Olivia
- First edition
- Author: Dorothy Bussy
- Cover artist: Duncan Grant
- Language: English
- Genre: Novel
- Set in: France
- Published: 1949 by Hogarth Press
- Publication place: United Kingdom
- Media type: Print
- Pages: 109 pp
- OCLC: 255217658

= Olivia (Bussy novel) =

1949 novel by Dorothy Bussy

Olivia is a novel by Dorothy Bussy. It was published in 1949 by Hogarth Press, the publishing house founded by Leonard and Virginia Woolf. Bussy wrote it in French and signed her work with the pseudonym "Olivia." "Olivia" had been the name of one of Dorothy's sisters who died in infancy. The book was translated into English and then retranslated back into French. Bussy dedicated it "to the very dear memory of Virginia W." It was the only novel written by Bussy.

== Summary ==
Set in the late 19th century at a finishing school in France, the plot dramatizes the passion of a young English boarding student for one of her French teachers, Mlle Julie, whose character owes much to Marie Souvestre.

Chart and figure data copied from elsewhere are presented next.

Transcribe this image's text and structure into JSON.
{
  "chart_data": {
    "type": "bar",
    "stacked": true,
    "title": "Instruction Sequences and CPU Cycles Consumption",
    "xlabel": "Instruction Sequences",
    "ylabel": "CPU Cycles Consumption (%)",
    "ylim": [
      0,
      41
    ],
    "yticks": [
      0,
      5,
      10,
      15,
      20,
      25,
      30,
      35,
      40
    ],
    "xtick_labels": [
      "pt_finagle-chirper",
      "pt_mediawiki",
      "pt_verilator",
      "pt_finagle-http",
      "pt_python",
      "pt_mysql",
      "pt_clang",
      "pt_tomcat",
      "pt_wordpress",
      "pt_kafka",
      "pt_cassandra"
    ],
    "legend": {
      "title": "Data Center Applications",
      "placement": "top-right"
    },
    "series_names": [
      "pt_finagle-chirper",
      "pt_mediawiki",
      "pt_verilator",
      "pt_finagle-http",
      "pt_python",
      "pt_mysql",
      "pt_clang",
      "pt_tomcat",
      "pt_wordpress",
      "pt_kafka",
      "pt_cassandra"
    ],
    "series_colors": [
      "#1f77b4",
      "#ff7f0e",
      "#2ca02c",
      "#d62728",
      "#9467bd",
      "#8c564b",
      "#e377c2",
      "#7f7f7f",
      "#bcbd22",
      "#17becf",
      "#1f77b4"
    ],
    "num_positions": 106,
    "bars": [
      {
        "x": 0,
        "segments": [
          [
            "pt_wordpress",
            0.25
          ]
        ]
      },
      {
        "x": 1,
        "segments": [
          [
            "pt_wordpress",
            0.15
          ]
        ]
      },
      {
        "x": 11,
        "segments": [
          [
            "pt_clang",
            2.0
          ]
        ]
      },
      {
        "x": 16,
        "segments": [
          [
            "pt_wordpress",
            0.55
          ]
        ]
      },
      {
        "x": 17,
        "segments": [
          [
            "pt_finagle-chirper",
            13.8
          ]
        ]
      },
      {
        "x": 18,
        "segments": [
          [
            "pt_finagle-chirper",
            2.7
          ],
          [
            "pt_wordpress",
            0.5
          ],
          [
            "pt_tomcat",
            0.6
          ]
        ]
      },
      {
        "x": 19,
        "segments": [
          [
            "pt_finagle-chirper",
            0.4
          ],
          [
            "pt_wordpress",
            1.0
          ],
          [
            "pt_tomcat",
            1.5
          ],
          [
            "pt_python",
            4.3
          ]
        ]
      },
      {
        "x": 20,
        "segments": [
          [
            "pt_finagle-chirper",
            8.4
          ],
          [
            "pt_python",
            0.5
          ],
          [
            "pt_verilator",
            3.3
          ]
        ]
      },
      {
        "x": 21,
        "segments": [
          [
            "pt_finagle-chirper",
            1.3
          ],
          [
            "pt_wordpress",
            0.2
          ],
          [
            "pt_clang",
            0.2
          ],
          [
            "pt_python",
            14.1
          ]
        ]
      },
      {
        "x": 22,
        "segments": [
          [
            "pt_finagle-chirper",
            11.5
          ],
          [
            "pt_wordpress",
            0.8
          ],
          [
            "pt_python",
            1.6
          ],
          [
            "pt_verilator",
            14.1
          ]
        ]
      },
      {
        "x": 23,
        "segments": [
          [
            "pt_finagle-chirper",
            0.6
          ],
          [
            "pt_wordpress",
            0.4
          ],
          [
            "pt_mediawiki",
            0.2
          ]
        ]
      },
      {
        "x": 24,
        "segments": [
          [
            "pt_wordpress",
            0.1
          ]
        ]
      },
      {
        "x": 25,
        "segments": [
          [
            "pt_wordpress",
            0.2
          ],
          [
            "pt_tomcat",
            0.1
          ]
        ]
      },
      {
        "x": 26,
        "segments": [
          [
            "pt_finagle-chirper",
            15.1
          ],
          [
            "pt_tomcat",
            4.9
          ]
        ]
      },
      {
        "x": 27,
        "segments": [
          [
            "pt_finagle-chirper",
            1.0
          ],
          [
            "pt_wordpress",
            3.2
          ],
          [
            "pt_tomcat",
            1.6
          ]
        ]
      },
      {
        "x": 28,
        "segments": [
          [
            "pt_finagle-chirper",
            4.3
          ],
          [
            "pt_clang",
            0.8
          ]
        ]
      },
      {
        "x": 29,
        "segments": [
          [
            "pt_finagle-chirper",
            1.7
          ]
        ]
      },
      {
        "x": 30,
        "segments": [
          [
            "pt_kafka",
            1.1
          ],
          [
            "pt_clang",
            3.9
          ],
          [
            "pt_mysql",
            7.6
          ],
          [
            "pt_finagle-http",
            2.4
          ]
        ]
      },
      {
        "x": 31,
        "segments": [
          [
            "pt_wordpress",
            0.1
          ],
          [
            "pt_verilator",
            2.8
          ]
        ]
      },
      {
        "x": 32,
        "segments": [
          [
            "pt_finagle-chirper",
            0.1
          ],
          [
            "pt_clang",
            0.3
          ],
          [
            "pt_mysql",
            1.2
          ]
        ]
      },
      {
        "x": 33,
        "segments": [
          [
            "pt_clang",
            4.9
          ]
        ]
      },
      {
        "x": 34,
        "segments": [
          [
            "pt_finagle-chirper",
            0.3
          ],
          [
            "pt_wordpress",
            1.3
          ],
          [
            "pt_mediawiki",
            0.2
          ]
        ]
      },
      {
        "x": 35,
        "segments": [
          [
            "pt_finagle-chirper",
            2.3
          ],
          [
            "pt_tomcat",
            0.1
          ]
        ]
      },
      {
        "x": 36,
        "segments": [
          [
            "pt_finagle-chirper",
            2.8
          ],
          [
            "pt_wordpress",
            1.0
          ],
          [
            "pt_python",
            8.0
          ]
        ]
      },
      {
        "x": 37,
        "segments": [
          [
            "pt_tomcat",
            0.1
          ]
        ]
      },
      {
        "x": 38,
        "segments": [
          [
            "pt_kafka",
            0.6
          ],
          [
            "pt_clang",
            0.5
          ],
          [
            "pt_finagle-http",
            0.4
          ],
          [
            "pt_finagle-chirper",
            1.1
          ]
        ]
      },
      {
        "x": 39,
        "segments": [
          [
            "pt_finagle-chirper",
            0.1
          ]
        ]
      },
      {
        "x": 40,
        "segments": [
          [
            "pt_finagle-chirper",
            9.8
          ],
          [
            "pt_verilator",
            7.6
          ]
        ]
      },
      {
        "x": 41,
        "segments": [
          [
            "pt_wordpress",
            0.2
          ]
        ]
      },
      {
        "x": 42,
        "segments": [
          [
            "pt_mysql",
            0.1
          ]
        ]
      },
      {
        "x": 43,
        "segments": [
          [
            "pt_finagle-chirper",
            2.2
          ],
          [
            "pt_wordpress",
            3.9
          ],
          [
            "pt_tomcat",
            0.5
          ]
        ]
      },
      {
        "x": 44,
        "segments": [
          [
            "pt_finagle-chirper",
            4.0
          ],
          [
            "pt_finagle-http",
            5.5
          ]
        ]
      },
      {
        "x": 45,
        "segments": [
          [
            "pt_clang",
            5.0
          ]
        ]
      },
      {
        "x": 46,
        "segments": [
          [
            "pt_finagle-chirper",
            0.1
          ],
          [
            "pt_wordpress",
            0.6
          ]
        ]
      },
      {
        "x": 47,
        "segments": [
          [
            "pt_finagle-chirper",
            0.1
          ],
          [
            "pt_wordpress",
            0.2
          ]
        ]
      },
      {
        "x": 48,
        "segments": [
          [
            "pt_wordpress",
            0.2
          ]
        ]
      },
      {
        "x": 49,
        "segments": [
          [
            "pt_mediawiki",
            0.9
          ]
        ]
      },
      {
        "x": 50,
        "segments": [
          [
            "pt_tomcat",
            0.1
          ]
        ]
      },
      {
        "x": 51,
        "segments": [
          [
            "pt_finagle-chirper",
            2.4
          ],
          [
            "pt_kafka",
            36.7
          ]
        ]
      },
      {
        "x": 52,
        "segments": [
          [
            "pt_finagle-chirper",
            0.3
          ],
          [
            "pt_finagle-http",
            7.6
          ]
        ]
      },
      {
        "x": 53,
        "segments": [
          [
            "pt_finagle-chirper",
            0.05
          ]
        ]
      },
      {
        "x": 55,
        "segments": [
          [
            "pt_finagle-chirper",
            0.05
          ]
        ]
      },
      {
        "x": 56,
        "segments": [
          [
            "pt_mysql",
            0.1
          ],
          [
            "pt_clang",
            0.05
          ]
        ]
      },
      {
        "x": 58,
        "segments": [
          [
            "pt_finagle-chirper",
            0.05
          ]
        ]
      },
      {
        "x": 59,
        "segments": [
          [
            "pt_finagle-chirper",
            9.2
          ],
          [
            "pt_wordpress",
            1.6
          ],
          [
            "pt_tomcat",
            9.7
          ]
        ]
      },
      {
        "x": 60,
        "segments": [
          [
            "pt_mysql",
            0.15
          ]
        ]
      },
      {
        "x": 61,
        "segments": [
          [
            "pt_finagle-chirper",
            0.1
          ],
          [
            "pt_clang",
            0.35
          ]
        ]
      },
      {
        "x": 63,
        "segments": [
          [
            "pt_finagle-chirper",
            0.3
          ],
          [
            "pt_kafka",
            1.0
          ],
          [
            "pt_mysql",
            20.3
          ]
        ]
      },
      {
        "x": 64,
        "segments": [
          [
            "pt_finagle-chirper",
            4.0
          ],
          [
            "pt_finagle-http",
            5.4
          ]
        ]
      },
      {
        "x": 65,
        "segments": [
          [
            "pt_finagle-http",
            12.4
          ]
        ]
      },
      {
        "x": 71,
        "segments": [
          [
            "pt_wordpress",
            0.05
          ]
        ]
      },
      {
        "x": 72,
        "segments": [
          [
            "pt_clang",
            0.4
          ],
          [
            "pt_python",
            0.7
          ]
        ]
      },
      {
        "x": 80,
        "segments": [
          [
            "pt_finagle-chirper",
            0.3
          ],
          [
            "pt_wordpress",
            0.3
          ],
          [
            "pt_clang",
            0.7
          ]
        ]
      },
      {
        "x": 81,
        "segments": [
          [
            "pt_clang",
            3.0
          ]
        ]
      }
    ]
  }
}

== Critical reception and scandal ==
Its success was immediate, in the United Kingdom as much as in foreign countries. It was hailed as a minor masterpiece. The French edition received little notice from French reviewers, despite its introduction by Rosamond Lehmann.

The novel caused a scandal when it first appeared, even though it belongs to an already well-established tradition, from Claudine à l'école by Colette (1900) to the film Girls in Uniform (Mädchen in Uniform) (1931), based on the play by Christa Winsloe. In their correspondence, Gide and Bussy did not fail to mention Mädchen in Uniform, the cinematic version of which had already been shown in Paris during the interwar period. In 1934 after this discussion Bussy sent the text, which she had been writing since the year before, to her close friend André Gide to ask his opinion. He replied it was "not very engaging," which hurt Bussy deeply. Because of Gide's discouraging response, Bussy gave up on publishing it for fifteen years. After the book's success, Gide apologized to Bussy for not having appreciated her work at first.

In 1999, her novel was ranked at number 35 on Publishing Triangle's '100 best lesbian and gay novels' list.

== French edition ==
The first French edition, published by Stock in 1949, benefited from a foreword by Rosamond Lehmann, who was also close to Leonard Woolf and the Bloomsbury Group.

== Adaptations ==
- 1951: Olivia, a French film directed by Jacqueline Audry, based on the British novel of that title, with Edwige Feuillère and Simone Simon in the leading roles.